The different proteinopathies have synergistic adverse effects
Thus, while AD patients have amyloid plaques and DLB patients have Lewy bodies, CSF of AD patients presents an α-syn level increase and CSF of DLB patients an Aβ42 decrease. These results indicate that these pathologies seem to be related in one way or another, which would explain the high frequency of co-morbidities, or at least histological hallmarks commonly found between these 2 pathologies. More than 80% of DLB patients showed moderate or abundant cortical amyloid plaques (45), and α-synuclein pathology is also found in up to 50% of patients with AD (for a review, see (46)), suggesting a close link between amyloidopathy and synucleinopathy. In addition, other publications indicate that Tau protein may also have a negative synergy with amyloidopathy and synucleinopathy (47, 48), reinforcing the close link between these different neurodegenerative diseases.

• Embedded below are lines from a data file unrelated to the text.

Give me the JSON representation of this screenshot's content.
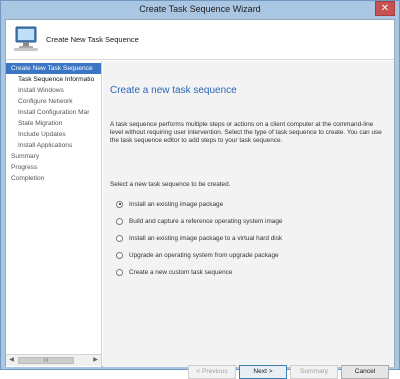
{
  "window": {
    "title": "Create Task Sequence Wizard",
    "close_label": "✕"
  },
  "header": {
    "title": "Create New Task Sequence",
    "icon": "computer-wizard-icon"
  },
  "nav": {
    "items": [
      {
        "label": "Create New Task Sequence"
      },
      {
        "label": "Task Sequence Informatio"
      },
      {
        "label": "Install Windows"
      },
      {
        "label": "Configure Network"
      },
      {
        "label": "Install Configuration Mar"
      },
      {
        "label": "State Migration"
      },
      {
        "label": "Include Updates"
      },
      {
        "label": "Install Applications"
      },
      {
        "label": "Summary"
      },
      {
        "label": "Progress"
      },
      {
        "label": "Completion"
      }
    ],
    "scroll_left": "◀",
    "scroll_right": "▶",
    "scroll_grip": "III"
  },
  "main": {
    "heading": "Create a new task sequence",
    "description": "A task sequence performs multiple steps or actions on a client computer at the command-line level without requiring user intervention. Select the type of task sequence to create. You can use the task sequence editor to add steps to your task sequence.",
    "prompt": "Select a new task sequence to be created.",
    "options": [
      {
        "label": "Install an existing image package",
        "selected": true
      },
      {
        "label": "Build and capture a reference operating system image",
        "selected": false
      },
      {
        "label": "Install an existing image package to a virtual hard disk",
        "selected": false
      },
      {
        "label": "Upgrade an operating system from upgrade package",
        "selected": false
      },
      {
        "label": "Create a new custom task sequence",
        "selected": false
      }
    ]
  },
  "buttons": {
    "previous": "< Previous",
    "next": "Next >",
    "summary": "Summary",
    "cancel": "Cancel"
  },
  "colors": {
    "accent": "#3a76c4",
    "heading": "#2b66b6",
    "titlebar": "#a9c6e2",
    "close": "#c75050"
  }
}
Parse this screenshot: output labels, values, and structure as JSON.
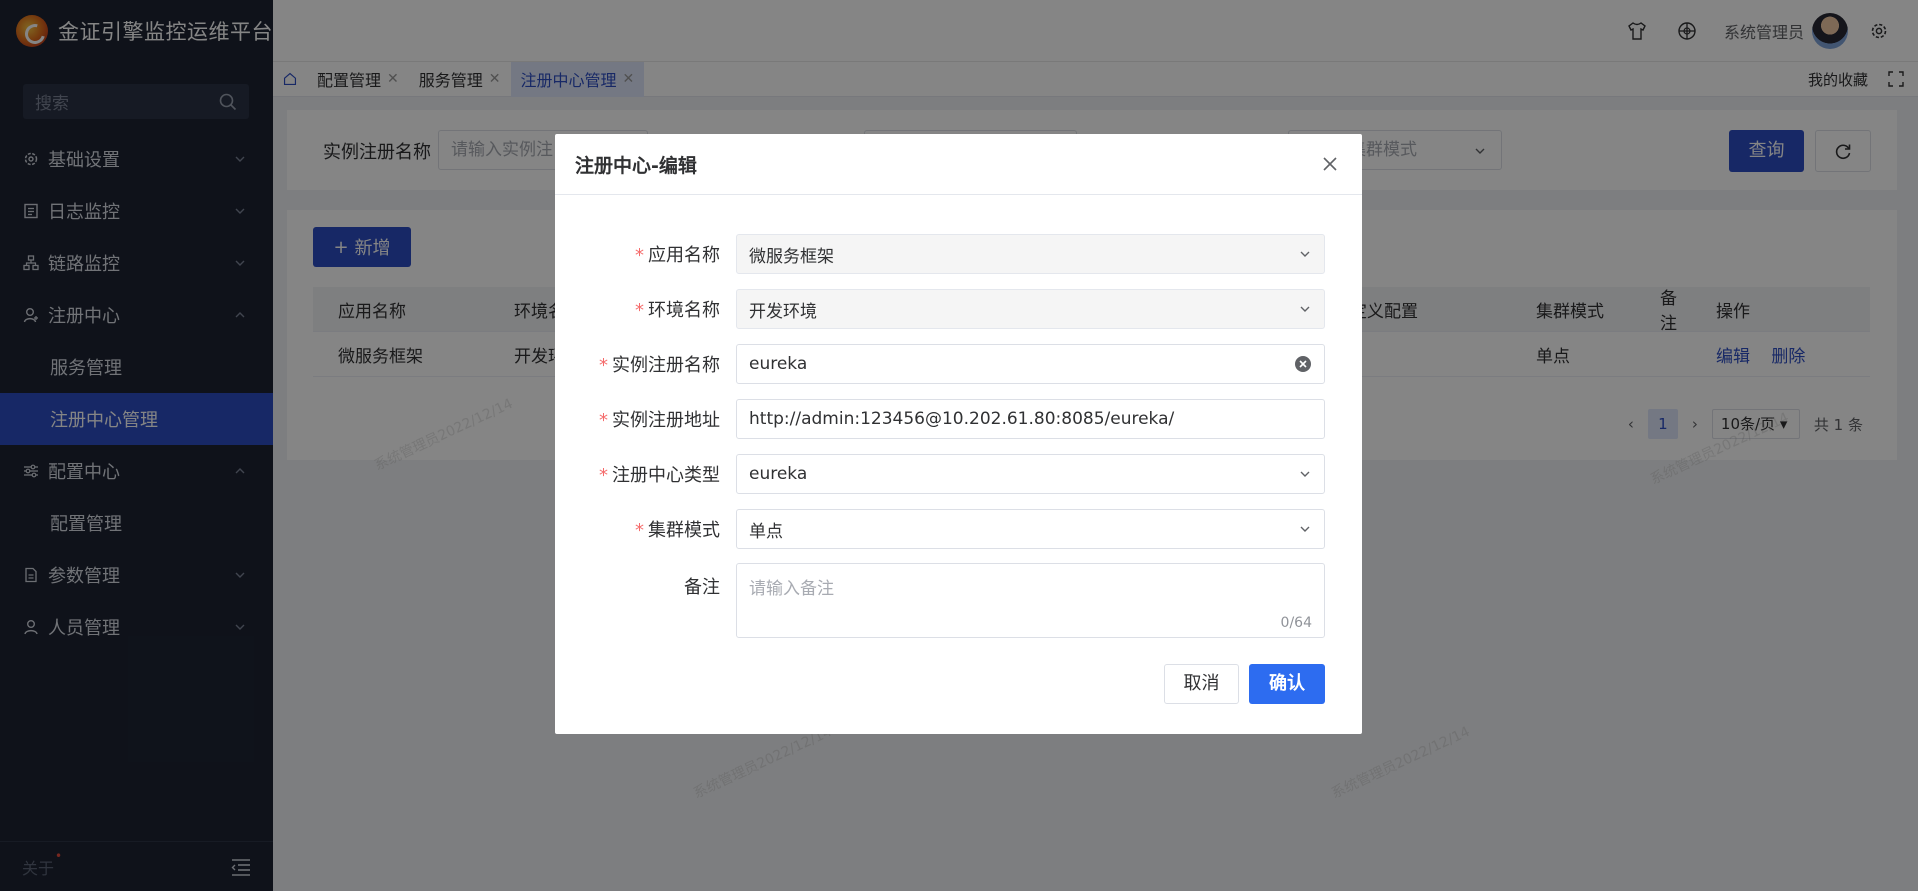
{
  "app": {
    "title": "金证引擎监控运维平台"
  },
  "sidebar": {
    "search_placeholder": "搜索",
    "menu": [
      {
        "label": "基础设置",
        "icon": "gear-icon",
        "expanded": false
      },
      {
        "label": "日志监控",
        "icon": "document-icon",
        "expanded": false
      },
      {
        "label": "链路监控",
        "icon": "tree-icon",
        "expanded": false
      },
      {
        "label": "注册中心",
        "icon": "user-icon",
        "expanded": true,
        "children": [
          {
            "label": "服务管理",
            "active": false
          },
          {
            "label": "注册中心管理",
            "active": true
          }
        ]
      },
      {
        "label": "配置中心",
        "icon": "sliders-icon",
        "expanded": true,
        "children": [
          {
            "label": "配置管理",
            "active": false
          }
        ]
      },
      {
        "label": "参数管理",
        "icon": "file-icon",
        "expanded": false
      },
      {
        "label": "人员管理",
        "icon": "person-icon",
        "expanded": false
      }
    ],
    "footer_about": "关于",
    "footer_dot": "•"
  },
  "header": {
    "user_name": "系统管理员"
  },
  "tabs": [
    {
      "label": "配置管理",
      "active": false
    },
    {
      "label": "服务管理",
      "active": false
    },
    {
      "label": "注册中心管理",
      "active": true
    }
  ],
  "tabs_right": {
    "favorites": "我的收藏"
  },
  "search": {
    "label": "实例注册名称",
    "placeholder": "请输入实例注",
    "cluster_placeholder": "集群模式",
    "query_button": "查询"
  },
  "table": {
    "add_button": "新增",
    "headers": [
      "应用名称",
      "环境名",
      "定义配置",
      "集群模式",
      "备注",
      "操作"
    ],
    "rows": [
      {
        "app": "微服务框架",
        "env": "开发环",
        "cluster": "单点",
        "edit": "编辑",
        "delete": "删除"
      }
    ],
    "pagination": {
      "page": "1",
      "page_size": "10条/页",
      "total": "共 1 条"
    }
  },
  "watermark": "系统管理员2022/12/14",
  "dialog": {
    "title": "注册中心-编辑",
    "fields": [
      {
        "label": "应用名称",
        "value": "微服务框架",
        "type": "select",
        "disabled": true,
        "required": true
      },
      {
        "label": "环境名称",
        "value": "开发环境",
        "type": "select",
        "disabled": true,
        "required": true
      },
      {
        "label": "实例注册名称",
        "value": "eureka",
        "type": "input-clearable",
        "required": true
      },
      {
        "label": "实例注册地址",
        "value": "http://admin:123456@10.202.61.80:8085/eureka/",
        "type": "input",
        "required": true
      },
      {
        "label": "注册中心类型",
        "value": "eureka",
        "type": "select",
        "required": true
      },
      {
        "label": "集群模式",
        "value": "单点",
        "type": "select",
        "required": true
      }
    ],
    "remark": {
      "label": "备注",
      "placeholder": "请输入备注",
      "count": "0/64"
    },
    "cancel": "取消",
    "confirm": "确认",
    "required_mark": "*"
  }
}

Ability of the combination of α-syn with standard AD-related biomarkers to discriminate DLB from AD
ROC curves (Table 2) show that even combining α-syn results with Alzheimer biomarkers does not improve the discrimination power compared to the combination of Alzheimer biomarkers alone (t-Tau_phospho-Tau_Aβ42 or Aβ42/Aβ40, AUC=0.95, Alzheimer biomarkers + α-syn AUC=0.95). However, this result needs to be put into perspective given that the CSF's Alzheimer biomarkers are taken into account in the diagnosis, leading to a bias due to an overestimation of the discrimination effectiveness of these Alzheimer biomarkers. Despite taking into account the CSF result, some patients, particularly those clinically considered as Alzheimer's, present an atypical CSF profile. However, we are quite confident in the diagnosis, in fact, some patients have started to be included in the study from 2013 and consequently we have a relatively long follow-up of these patients, which has allowed us to reclassify some of them.

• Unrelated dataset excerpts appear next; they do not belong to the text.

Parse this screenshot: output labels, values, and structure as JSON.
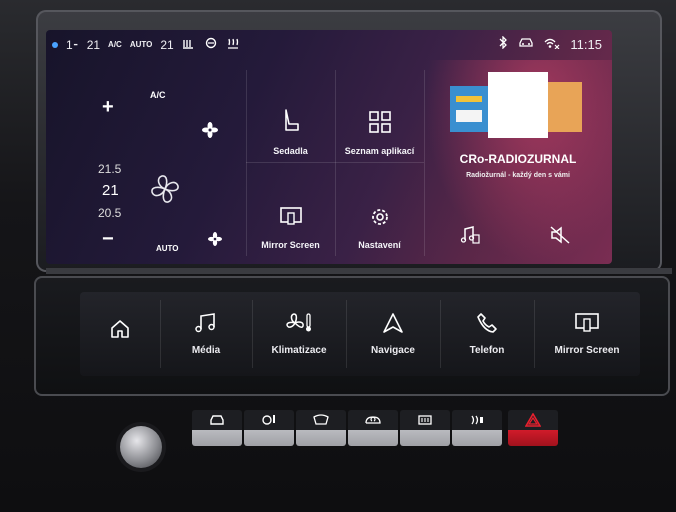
{
  "status_bar": {
    "seat_heat_left": "1⁃",
    "temp_left": "21",
    "ac_mode": "A/C",
    "auto_mode": "AUTO",
    "temp_right": "21",
    "time": "11:15"
  },
  "climate": {
    "plus": "+",
    "minus": "−",
    "ac_label": "A/C",
    "temp_upper": "21.5",
    "temp_current": "21",
    "temp_lower": "20.5",
    "auto_label": "AUTO"
  },
  "tiles": {
    "seats": "Sedadla",
    "apps": "Seznam aplikací",
    "mirror": "Mirror Screen",
    "settings": "Nastavení"
  },
  "radio": {
    "station": "CRo-RADIOZURNAL",
    "subtitle": "Radiožurnál - každý den s vámi"
  },
  "touchbar": {
    "home_label": "",
    "media": "Média",
    "climate": "Klimatizace",
    "navigation": "Navigace",
    "phone": "Telefon",
    "mirror": "Mirror Screen"
  },
  "colors": {
    "hazard": "#d01b2a",
    "bluetooth_dot": "#4aa3ff",
    "art_main": "#ffffff",
    "art_right": "#e8a457"
  },
  "icons": {
    "fan": "fan-icon",
    "seat": "seat-icon",
    "apps": "grid-icon",
    "mirror": "mirror-screen-icon",
    "settings": "gear-icon",
    "music": "music-note-icon",
    "mute": "speaker-mute-icon",
    "home": "home-icon",
    "nav": "navigation-arrow-icon",
    "phone": "phone-icon"
  }
}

To conclude, the total α-syn assay can participate to discriminate between DLB and AD patients, whatever the stage, but with insufficient specificity and sensitivity. Thus, there is currently a clear lack of new biomarkers specific to DLB for its differential diagnosis. However, other biomarkers are under study. While some are directly related to α-syn, such as the α-syn oligomers, fibrils or phosphorylation on S129 of α-syn, there are other post-translational modifications or even biomarkers which are unrelated to the direct aggregation processes of α-syn, such as YKL-40, neurogranin, VILIP-1 (for review, see (8)); yet these biomarkers suffer from a lack of hindsight to determine if they are actually relevant in the biological diagnosis of DLB. Further studies are therefore needed to confirm these results.